Bricks are philosphy
Bricks are ubiquitous and often ignored but actually quite sublime, when you stop to notice them. They are the ground beneath our feet, dug up and compacted and moulded and fired and stacked upon itself, to rise up and provide shelter or service. Bricks can seem uniform and utilitarian, but are in fact a natural material as poetic as timber. Wood grows from the earth; bricks are the earth. A brick is as tied to place as any swanky hardwood species. Once you know what you're looking at, you'll see bricks that are the oak or cedar or mahogany of their domain. You'll appreciate their character and colour and texture, as you would the grain and knots of polished floorboards. People are catching onto this, they're chiselling away the plaster of their interior walls to expose the structural brick behind it. Why hide such rustic charm?
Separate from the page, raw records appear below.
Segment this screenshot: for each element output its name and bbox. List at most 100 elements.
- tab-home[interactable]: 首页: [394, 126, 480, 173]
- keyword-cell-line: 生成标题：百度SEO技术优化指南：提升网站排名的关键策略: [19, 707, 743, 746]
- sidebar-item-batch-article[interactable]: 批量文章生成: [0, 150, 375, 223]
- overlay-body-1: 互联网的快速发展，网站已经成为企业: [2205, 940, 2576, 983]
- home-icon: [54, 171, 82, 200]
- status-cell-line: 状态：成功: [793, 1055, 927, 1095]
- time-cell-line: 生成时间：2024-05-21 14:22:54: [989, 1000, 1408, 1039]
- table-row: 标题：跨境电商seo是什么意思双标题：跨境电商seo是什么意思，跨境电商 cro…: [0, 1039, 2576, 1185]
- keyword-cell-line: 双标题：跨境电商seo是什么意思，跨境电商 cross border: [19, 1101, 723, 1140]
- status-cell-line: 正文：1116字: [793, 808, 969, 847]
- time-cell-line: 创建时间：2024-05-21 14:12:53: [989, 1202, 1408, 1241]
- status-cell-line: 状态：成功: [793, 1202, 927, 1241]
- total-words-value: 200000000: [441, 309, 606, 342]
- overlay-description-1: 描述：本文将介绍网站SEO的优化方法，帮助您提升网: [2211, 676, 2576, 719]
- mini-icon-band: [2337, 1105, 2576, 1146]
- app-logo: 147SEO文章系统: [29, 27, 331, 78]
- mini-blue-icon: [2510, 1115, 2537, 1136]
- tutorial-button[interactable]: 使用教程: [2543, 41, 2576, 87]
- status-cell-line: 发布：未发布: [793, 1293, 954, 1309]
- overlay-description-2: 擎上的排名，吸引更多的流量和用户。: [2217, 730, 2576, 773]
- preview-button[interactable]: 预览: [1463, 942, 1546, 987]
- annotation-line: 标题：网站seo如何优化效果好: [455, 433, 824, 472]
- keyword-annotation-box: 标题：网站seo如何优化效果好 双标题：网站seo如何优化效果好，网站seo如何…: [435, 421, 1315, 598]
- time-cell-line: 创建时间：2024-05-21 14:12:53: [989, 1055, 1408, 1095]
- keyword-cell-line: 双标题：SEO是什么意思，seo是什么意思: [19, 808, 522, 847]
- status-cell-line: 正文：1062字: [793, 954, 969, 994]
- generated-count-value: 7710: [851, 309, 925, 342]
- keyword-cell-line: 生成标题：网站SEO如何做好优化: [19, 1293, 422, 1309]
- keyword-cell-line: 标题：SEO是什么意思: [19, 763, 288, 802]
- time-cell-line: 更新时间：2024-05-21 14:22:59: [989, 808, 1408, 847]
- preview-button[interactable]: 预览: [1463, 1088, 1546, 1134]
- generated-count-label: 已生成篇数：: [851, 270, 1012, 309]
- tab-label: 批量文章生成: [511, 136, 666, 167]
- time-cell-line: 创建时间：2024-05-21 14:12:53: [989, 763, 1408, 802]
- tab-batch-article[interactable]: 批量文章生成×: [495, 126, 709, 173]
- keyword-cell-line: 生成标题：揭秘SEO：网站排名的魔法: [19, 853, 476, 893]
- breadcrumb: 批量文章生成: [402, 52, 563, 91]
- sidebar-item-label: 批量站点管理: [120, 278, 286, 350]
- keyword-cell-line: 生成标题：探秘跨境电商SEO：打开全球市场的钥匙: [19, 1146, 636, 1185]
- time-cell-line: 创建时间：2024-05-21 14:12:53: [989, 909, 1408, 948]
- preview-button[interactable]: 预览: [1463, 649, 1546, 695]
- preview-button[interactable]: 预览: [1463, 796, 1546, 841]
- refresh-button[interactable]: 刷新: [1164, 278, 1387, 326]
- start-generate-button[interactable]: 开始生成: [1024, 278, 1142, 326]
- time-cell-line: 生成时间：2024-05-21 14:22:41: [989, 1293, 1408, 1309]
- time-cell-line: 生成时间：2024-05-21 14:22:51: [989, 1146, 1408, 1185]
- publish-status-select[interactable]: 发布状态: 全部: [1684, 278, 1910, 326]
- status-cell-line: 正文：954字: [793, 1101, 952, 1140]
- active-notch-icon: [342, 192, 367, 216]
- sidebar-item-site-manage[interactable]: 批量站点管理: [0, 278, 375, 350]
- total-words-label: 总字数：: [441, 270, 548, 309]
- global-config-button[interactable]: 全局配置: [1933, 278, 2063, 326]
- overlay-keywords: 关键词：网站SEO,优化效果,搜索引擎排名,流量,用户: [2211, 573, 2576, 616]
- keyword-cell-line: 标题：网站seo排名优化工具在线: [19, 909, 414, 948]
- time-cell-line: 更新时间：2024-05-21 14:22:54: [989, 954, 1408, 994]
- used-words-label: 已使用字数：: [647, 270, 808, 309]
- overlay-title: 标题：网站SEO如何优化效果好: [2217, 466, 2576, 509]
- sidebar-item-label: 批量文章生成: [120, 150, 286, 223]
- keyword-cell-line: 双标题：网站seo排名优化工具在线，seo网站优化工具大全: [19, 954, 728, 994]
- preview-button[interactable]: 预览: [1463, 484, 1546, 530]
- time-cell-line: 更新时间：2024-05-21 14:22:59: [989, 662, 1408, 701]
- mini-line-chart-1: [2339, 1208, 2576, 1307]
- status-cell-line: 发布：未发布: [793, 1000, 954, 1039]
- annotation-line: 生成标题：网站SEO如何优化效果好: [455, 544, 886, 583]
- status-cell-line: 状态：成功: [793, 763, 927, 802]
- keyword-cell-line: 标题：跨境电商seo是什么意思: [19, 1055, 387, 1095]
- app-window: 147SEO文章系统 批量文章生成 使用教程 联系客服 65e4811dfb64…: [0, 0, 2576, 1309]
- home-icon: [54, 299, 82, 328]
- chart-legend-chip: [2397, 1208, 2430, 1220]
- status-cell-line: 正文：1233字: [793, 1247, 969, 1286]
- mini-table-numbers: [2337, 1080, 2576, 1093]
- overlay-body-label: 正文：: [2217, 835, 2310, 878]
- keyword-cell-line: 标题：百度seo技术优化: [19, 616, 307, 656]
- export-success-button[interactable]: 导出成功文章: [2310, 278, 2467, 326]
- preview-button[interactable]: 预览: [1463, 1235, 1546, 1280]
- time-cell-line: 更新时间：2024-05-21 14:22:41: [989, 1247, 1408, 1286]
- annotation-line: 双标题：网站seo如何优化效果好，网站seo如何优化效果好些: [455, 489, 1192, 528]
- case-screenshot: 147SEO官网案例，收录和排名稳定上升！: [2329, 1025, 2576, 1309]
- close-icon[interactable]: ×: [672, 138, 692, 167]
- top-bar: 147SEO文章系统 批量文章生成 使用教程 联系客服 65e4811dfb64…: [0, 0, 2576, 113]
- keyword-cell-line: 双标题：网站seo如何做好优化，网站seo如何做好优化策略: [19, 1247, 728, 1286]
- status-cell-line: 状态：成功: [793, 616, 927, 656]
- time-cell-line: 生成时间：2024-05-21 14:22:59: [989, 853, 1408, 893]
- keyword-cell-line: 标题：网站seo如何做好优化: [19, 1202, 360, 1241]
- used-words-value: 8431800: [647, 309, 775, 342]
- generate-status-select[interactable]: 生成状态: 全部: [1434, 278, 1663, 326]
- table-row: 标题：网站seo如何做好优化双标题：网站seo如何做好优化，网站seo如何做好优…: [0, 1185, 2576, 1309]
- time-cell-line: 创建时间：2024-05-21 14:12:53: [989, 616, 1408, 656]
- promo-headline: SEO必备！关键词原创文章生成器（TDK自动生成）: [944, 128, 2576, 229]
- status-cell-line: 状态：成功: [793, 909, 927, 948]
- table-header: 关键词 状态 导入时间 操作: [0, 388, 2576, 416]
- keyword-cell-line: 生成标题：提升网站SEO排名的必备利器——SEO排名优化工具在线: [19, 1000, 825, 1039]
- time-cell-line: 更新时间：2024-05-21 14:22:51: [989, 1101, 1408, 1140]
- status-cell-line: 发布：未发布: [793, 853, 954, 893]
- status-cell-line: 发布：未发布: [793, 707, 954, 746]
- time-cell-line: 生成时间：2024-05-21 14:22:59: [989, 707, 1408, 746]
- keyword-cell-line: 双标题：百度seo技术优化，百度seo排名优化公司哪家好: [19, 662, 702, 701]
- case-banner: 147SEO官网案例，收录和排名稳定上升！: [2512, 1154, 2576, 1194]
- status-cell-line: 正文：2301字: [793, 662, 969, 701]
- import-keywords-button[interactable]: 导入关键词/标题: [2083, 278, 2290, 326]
To pick up a brick is to hold potential in your hand. Take one brick. Add another brick. And another brick. Bond together with mortar, add more bricks again. Soon you have a wall. You have a hut, or a house, or a school, or a church, a temple, a workshop, an office, a woolstore, a bridge. Maybe you have a whole tower, with an octagonal tomb on the top, with bricks arranged in such beautiful and intricate patterns that the walls resemble textured fabric.
Often, you'll have an arch. Louis Kahn, the American architect once dubbed the 'brick whisperer', knew this was an inevitability:
Bricks know what they like, and they know what they are. How big is a brick?¹ Ask any human at almost any point in history that question, and you'll get the same answer. A brick is as big as a brick. In modern metrics, a standard brick anywhere in the world isn't a long way off the Australian dimensions of 230mm x 110mm x 76mm. But bricks have always had a rough ratio of 4:2:1, and been sized to fit nicely in the human hand. That's just how big a brick should be.